Other countries have lifted most of the restrictions, but “lying flat is not an option for China.” Liang said he refers to the event of “lying flat” or relaxing when faced with a challenge.
China’s relatively low vaccination rates among the elderly and its limited health resources for treating serious viral illnesses continue to worry officials, preventing them from easing epidemic controls. There are 264 million people over the age of 60 in China, about 40 million of whom have not been vaccinated against the corona virus.
Infections are inevitable in this group, but “we have to take it seriously,” he said. Liang said. He said this in an interview with Chinese state media.
Health officials on Monday reported 27,419 new cases spreading domestically in China, most of them in the 26 million city of Shanghai. The number of those cases is small compared to many other countries, but the recent upsurge triggered by the Omicron variant is the largest China has ever experienced.
China has announced more than 200,000 Cases of corona virus that have been spreading domestically in Shanghai since the current outbreak began last month, most of which are mild or asymptomatic. The city currently has only one case classified as “severe”; Officials said the case required hospital treatment, but did not elaborate. No casualties were reported in the current eruption.

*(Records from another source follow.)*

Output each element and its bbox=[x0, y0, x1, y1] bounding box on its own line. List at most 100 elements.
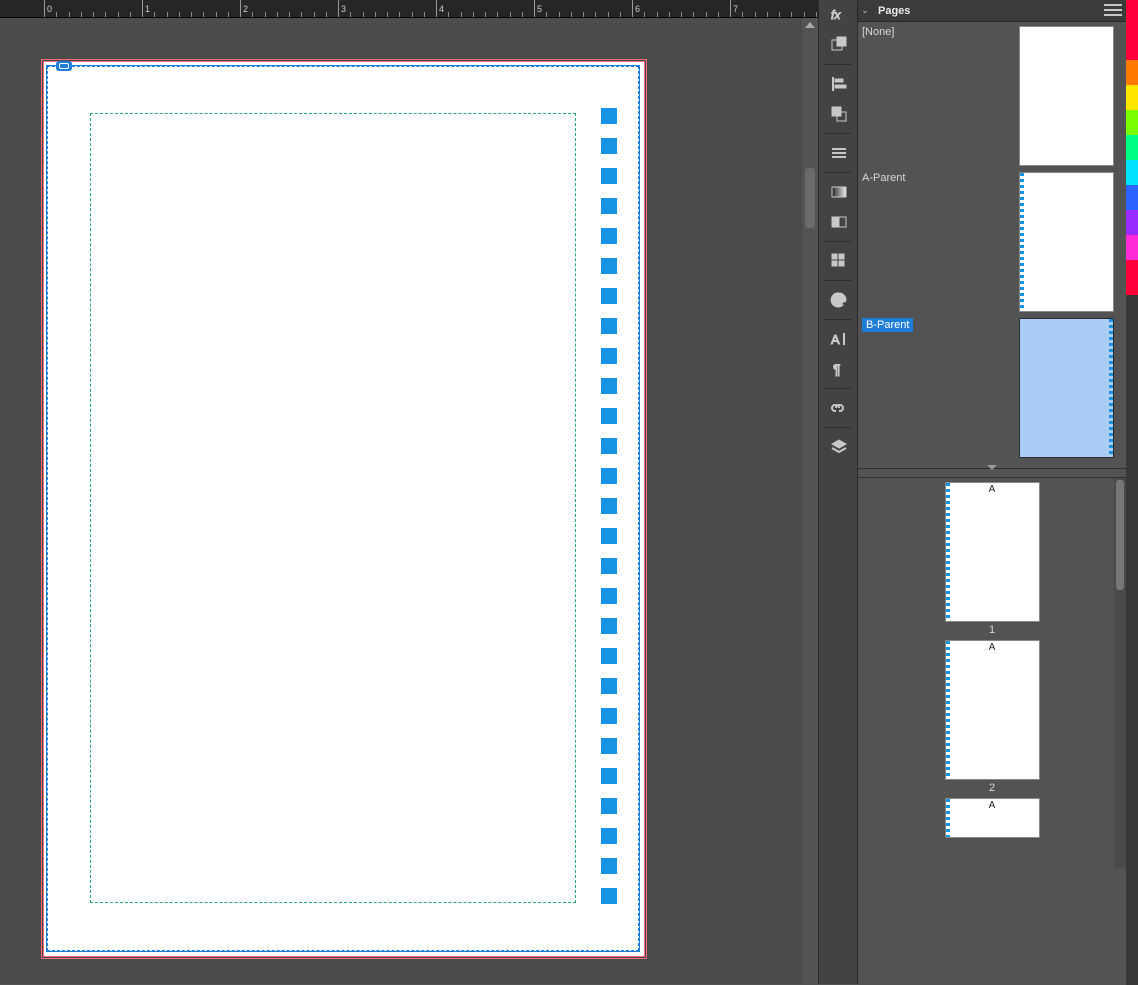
pages-panel[interactable]: ⌄ Pages [None]A-ParentB-Parent A1A2A bbox=[858, 0, 1126, 984]
master-page-row[interactable]: B-Parent bbox=[862, 318, 1124, 458]
pathfinder-icon[interactable] bbox=[819, 99, 859, 129]
decorative-square[interactable] bbox=[601, 858, 617, 874]
applied-master-letter: A bbox=[989, 484, 996, 495]
document-pages-section[interactable]: A1A2A bbox=[858, 478, 1126, 868]
decorative-square[interactable] bbox=[601, 498, 617, 514]
layers-icon[interactable] bbox=[819, 432, 859, 462]
master-page-label[interactable]: B-Parent bbox=[862, 318, 913, 332]
decorative-square[interactable] bbox=[601, 768, 617, 784]
thread-link-icon[interactable] bbox=[56, 61, 72, 71]
color-swatch[interactable] bbox=[1126, 85, 1138, 110]
canvas-vertical-scrollbar[interactable] bbox=[802, 18, 818, 984]
decorative-square[interactable] bbox=[601, 708, 617, 724]
collapse-chevron-icon[interactable]: ⌄ bbox=[858, 5, 872, 16]
decorative-square[interactable] bbox=[601, 678, 617, 694]
swatches-grid-icon[interactable] bbox=[819, 246, 859, 276]
applied-master-letter: A bbox=[989, 800, 996, 811]
panel-menu-icon[interactable] bbox=[1104, 4, 1122, 16]
decorative-square[interactable] bbox=[601, 738, 617, 754]
decorative-square[interactable] bbox=[601, 588, 617, 604]
master-page-row[interactable]: A-Parent bbox=[862, 172, 1124, 312]
decorative-square[interactable] bbox=[601, 468, 617, 484]
color-spectrum-strip[interactable] bbox=[1126, 0, 1138, 984]
page-thumbnail[interactable]: A bbox=[945, 798, 1040, 838]
color-swatch[interactable] bbox=[1126, 110, 1138, 135]
align-left-icon[interactable] bbox=[819, 69, 859, 99]
color-swatch[interactable] bbox=[1126, 210, 1138, 235]
master-page-label[interactable]: A-Parent bbox=[862, 170, 905, 184]
decorative-square[interactable] bbox=[601, 438, 617, 454]
color-palette-icon[interactable] bbox=[819, 285, 859, 315]
color-swatch[interactable] bbox=[1126, 160, 1138, 185]
collapsed-panel-dock[interactable]: fx A ¶ bbox=[818, 0, 858, 984]
decorative-square[interactable] bbox=[601, 108, 617, 124]
decorative-square[interactable] bbox=[601, 528, 617, 544]
decorative-square[interactable] bbox=[601, 168, 617, 184]
stroke-lines-icon[interactable] bbox=[819, 138, 859, 168]
scrollbar-thumb[interactable] bbox=[805, 168, 815, 228]
color-swatch[interactable] bbox=[1126, 0, 1138, 60]
decorative-square[interactable] bbox=[601, 618, 617, 634]
master-page-label[interactable]: [None] bbox=[862, 24, 894, 38]
fx-icon[interactable]: fx bbox=[819, 0, 859, 30]
master-page-row[interactable]: [None] bbox=[862, 26, 1124, 166]
ruler-tick-major: 2 bbox=[240, 0, 248, 18]
decorative-square[interactable] bbox=[601, 378, 617, 394]
scrollbar-thumb[interactable] bbox=[1116, 480, 1124, 590]
decorative-square[interactable] bbox=[601, 828, 617, 844]
master-pages-section[interactable]: [None] A-Parent B-Parent bbox=[858, 22, 1126, 458]
document-page-item[interactable]: A1 bbox=[858, 482, 1126, 636]
page-thumbnail[interactable]: A bbox=[945, 640, 1040, 780]
gradient-icon[interactable] bbox=[819, 177, 859, 207]
horizontal-ruler[interactable]: 0 1 2 3 4 5 6 7 bbox=[0, 0, 818, 18]
panel-splitter[interactable] bbox=[858, 468, 1126, 478]
master-page-thumbnail[interactable] bbox=[1019, 26, 1114, 166]
svg-text:fx: fx bbox=[831, 8, 841, 22]
transparency-icon[interactable] bbox=[819, 207, 859, 237]
ruler-tick-major: 4 bbox=[436, 0, 444, 18]
document-page-item[interactable]: A bbox=[858, 798, 1126, 838]
svg-text:A: A bbox=[831, 332, 840, 347]
page-number-label: 2 bbox=[858, 782, 1126, 794]
panel-tabbar[interactable]: ⌄ Pages bbox=[858, 0, 1126, 22]
decorative-square[interactable] bbox=[601, 648, 617, 664]
color-swatch[interactable] bbox=[1126, 235, 1138, 260]
object-styles-icon[interactable] bbox=[819, 30, 859, 60]
ruler-tick-major: 3 bbox=[338, 0, 346, 18]
ruler-tick-major: 6 bbox=[632, 0, 640, 18]
decorative-square[interactable] bbox=[601, 888, 617, 904]
decorative-square[interactable] bbox=[601, 198, 617, 214]
decorative-square[interactable] bbox=[601, 138, 617, 154]
decorative-square[interactable] bbox=[601, 348, 617, 364]
ruler-tick-major: 7 bbox=[730, 0, 738, 18]
ruler-tick-major: 1 bbox=[142, 0, 150, 18]
decorative-square[interactable] bbox=[601, 318, 617, 334]
page-thumbnail[interactable]: A bbox=[945, 482, 1040, 622]
color-swatch[interactable] bbox=[1126, 260, 1138, 295]
decorative-square[interactable] bbox=[601, 558, 617, 574]
page-number-label: 1 bbox=[858, 624, 1126, 636]
ruler-tick-major: 5 bbox=[534, 0, 542, 18]
pages-tab[interactable]: Pages bbox=[872, 5, 916, 17]
character-icon[interactable]: A bbox=[819, 324, 859, 354]
decorative-square[interactable] bbox=[601, 228, 617, 244]
decorative-square[interactable] bbox=[601, 288, 617, 304]
color-swatch[interactable] bbox=[1126, 135, 1138, 160]
master-page-thumbnail[interactable] bbox=[1019, 172, 1114, 312]
links-icon[interactable] bbox=[819, 393, 859, 423]
decorative-square[interactable] bbox=[601, 408, 617, 424]
color-swatch[interactable] bbox=[1126, 60, 1138, 85]
pages-scrollbar[interactable] bbox=[1114, 478, 1126, 868]
document-page[interactable] bbox=[44, 62, 644, 956]
master-page-thumbnail[interactable] bbox=[1019, 318, 1114, 458]
decorative-square[interactable] bbox=[601, 798, 617, 814]
color-swatch[interactable] bbox=[1126, 185, 1138, 210]
color-swatch[interactable] bbox=[1126, 295, 1138, 985]
document-page-item[interactable]: A2 bbox=[858, 640, 1126, 794]
paragraph-icon[interactable]: ¶ bbox=[819, 354, 859, 384]
ruler-tick-major: 0 bbox=[44, 0, 52, 18]
svg-text:¶: ¶ bbox=[833, 361, 841, 377]
canvas-pasteboard[interactable] bbox=[0, 18, 818, 984]
applied-master-letter: A bbox=[989, 642, 996, 653]
decorative-square[interactable] bbox=[601, 258, 617, 274]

Mass testing, an important part of China’s strategy to eliminate infections, has allowed health officials to isolate patients who test positive and send them to a hospital or isolation facility as soon as possible. The southern Chinese city of Guangzhou last week said it was testing all of its 18 million residents, with the lowest number of domestically spread cases – less than 30 – reported in the previous seven days. Authorities in Shanghai announced a second round of mass testing over the city’s 25 million people over the weekend.

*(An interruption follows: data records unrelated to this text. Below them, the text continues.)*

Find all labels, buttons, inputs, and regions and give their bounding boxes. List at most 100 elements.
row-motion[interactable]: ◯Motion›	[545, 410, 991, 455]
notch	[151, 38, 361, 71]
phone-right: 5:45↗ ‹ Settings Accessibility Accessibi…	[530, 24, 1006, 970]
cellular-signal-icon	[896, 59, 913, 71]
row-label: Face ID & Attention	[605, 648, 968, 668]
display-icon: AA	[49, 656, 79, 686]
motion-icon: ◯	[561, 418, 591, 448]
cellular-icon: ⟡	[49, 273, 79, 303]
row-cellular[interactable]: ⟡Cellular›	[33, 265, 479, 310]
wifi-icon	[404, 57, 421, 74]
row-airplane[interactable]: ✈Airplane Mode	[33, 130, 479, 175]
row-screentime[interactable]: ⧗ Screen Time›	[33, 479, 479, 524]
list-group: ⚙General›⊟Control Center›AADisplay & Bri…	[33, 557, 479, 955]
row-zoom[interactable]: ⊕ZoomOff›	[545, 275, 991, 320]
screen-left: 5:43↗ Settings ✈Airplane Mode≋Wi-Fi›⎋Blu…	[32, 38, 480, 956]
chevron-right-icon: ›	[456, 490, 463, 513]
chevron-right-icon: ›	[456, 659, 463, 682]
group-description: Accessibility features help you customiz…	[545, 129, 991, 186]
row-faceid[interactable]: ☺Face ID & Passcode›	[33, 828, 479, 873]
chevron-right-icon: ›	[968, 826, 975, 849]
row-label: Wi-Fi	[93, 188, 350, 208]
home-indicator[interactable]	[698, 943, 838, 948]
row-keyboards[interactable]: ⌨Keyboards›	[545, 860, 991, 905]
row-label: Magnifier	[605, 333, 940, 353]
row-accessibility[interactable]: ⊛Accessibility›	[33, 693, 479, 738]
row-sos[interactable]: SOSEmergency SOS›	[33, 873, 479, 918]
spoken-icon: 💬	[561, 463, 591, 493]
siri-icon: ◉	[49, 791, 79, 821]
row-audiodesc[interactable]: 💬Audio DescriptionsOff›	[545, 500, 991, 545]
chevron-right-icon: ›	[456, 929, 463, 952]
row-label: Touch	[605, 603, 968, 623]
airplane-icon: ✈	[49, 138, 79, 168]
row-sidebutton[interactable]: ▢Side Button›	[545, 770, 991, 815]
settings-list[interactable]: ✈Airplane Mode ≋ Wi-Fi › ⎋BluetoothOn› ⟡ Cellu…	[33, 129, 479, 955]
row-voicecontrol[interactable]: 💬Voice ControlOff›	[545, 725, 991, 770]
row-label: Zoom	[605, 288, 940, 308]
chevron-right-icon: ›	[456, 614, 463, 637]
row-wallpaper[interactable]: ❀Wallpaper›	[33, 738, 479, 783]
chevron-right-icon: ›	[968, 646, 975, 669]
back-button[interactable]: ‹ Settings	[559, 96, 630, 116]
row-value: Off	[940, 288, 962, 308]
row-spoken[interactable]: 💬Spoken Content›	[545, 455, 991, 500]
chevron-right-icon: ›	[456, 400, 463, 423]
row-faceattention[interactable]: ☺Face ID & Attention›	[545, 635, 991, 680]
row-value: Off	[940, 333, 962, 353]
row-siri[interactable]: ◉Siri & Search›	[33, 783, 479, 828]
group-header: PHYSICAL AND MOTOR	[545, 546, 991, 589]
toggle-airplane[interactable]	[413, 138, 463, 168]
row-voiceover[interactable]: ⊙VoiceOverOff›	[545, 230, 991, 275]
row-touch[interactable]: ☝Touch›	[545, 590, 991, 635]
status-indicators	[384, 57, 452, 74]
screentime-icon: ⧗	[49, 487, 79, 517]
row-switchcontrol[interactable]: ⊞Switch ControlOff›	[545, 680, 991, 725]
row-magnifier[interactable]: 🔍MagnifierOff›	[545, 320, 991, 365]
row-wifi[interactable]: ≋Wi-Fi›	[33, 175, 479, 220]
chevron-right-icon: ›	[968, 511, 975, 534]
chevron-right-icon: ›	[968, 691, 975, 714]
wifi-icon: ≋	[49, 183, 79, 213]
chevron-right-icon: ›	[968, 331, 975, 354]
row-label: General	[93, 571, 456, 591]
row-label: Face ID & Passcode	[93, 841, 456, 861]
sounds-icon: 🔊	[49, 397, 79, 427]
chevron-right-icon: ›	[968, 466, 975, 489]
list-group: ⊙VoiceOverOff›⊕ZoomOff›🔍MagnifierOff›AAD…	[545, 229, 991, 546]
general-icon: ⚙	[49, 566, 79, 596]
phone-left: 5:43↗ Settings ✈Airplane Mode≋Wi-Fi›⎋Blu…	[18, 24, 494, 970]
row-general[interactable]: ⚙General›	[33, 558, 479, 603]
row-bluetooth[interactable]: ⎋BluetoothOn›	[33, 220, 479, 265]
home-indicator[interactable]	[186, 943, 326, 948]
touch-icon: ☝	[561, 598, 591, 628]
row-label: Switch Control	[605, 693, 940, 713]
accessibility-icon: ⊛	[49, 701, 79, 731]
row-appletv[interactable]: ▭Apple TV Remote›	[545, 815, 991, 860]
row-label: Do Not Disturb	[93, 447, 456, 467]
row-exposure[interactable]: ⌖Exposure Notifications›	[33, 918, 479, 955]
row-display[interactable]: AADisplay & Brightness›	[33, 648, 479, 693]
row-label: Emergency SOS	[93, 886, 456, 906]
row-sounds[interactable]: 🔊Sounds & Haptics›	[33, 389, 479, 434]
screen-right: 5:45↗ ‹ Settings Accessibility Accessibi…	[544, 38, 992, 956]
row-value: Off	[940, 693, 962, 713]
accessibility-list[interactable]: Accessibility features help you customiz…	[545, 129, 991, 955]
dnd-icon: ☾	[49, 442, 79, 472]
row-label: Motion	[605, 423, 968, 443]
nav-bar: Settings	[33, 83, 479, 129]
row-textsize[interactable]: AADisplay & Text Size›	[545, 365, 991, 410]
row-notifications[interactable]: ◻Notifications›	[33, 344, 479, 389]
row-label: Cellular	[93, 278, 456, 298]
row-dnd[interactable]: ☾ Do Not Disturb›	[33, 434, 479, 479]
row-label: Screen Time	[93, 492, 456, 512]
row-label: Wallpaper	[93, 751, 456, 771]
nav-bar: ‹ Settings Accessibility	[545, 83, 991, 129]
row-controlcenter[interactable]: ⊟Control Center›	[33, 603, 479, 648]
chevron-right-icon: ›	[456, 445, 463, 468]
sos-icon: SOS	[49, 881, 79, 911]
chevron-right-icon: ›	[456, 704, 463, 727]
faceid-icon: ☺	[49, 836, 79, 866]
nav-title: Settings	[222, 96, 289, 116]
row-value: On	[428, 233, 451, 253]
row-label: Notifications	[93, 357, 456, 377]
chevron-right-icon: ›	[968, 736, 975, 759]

In Wuhan, where the corona virus first appeared, authorities began Monday to say that residents who want to use the city’s tunnel must have a negative result in a nucleic acid test within the last 48 hours. According to an announcement posted on Wuhan Metro Online on Monday, passengers will have to show their test results and scan the code from the specific subway car in which they are sitting so authorities can monitor the exposure.
Mr China has said it will not back down from its corona virus strategy. Despite Liang’s point, officials in Shanghai responded to public outcry over the city’s handling of the blast. The deputy mayor said Saturday that the city will begin to remove locking measures in neighborhoods that go 14 days without a new case. On Monday, the city announced a system for classifying districts based on the number of positive cases registered in each.

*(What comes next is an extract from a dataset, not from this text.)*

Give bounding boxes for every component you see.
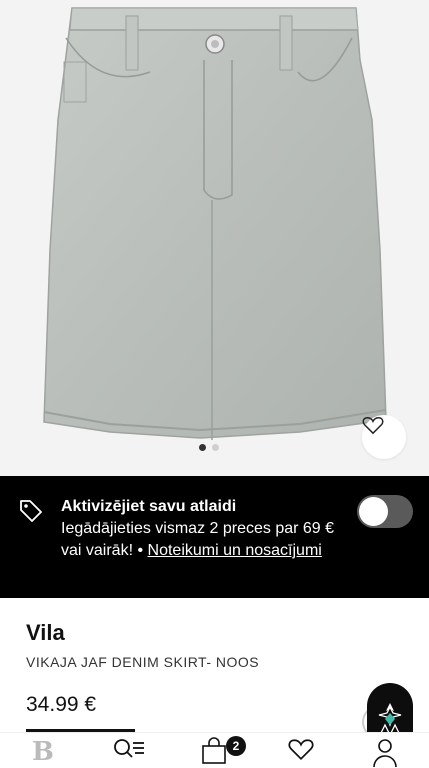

However, some economists said those moves would not do much to mitigate the large economic impact of the lockout.
Bo Zhuang, a Chinese analyst at investment firm Loomis Sales, said: “The scale of the lockout is far more intense than people have realized.
For most of last year, only a handful of cities in China were locked up at any given time, and economic damage could be dealt with. Zhuang said. But these days, he estimates, equivalent to a quarter of China’s economic output is stagnant.
“Now we’re talking about two states being locked up because of Omigron,” he said. Zhuang said. “It’s a risk going forward.”
Growing frustration is another danger as daily life is disrupted.
When millions of people in Wuhan learned on Monday morning about the new rules imposed overnight regarding the city’s tunnel system, many complained on social media.
“Since the removal of the Wuhan lock two years ago, it has released more drastic prevention and control measures,” wrote Joy Haichaw, a writer and businessman on the popular Chinese social media site Weibo. “It is worrying that we do not see an end to the epidemic.”
“Lifelong social media lover. Falls down a lot. Creator. Devoted food aficionado. Explorer. Typical troublemaker.”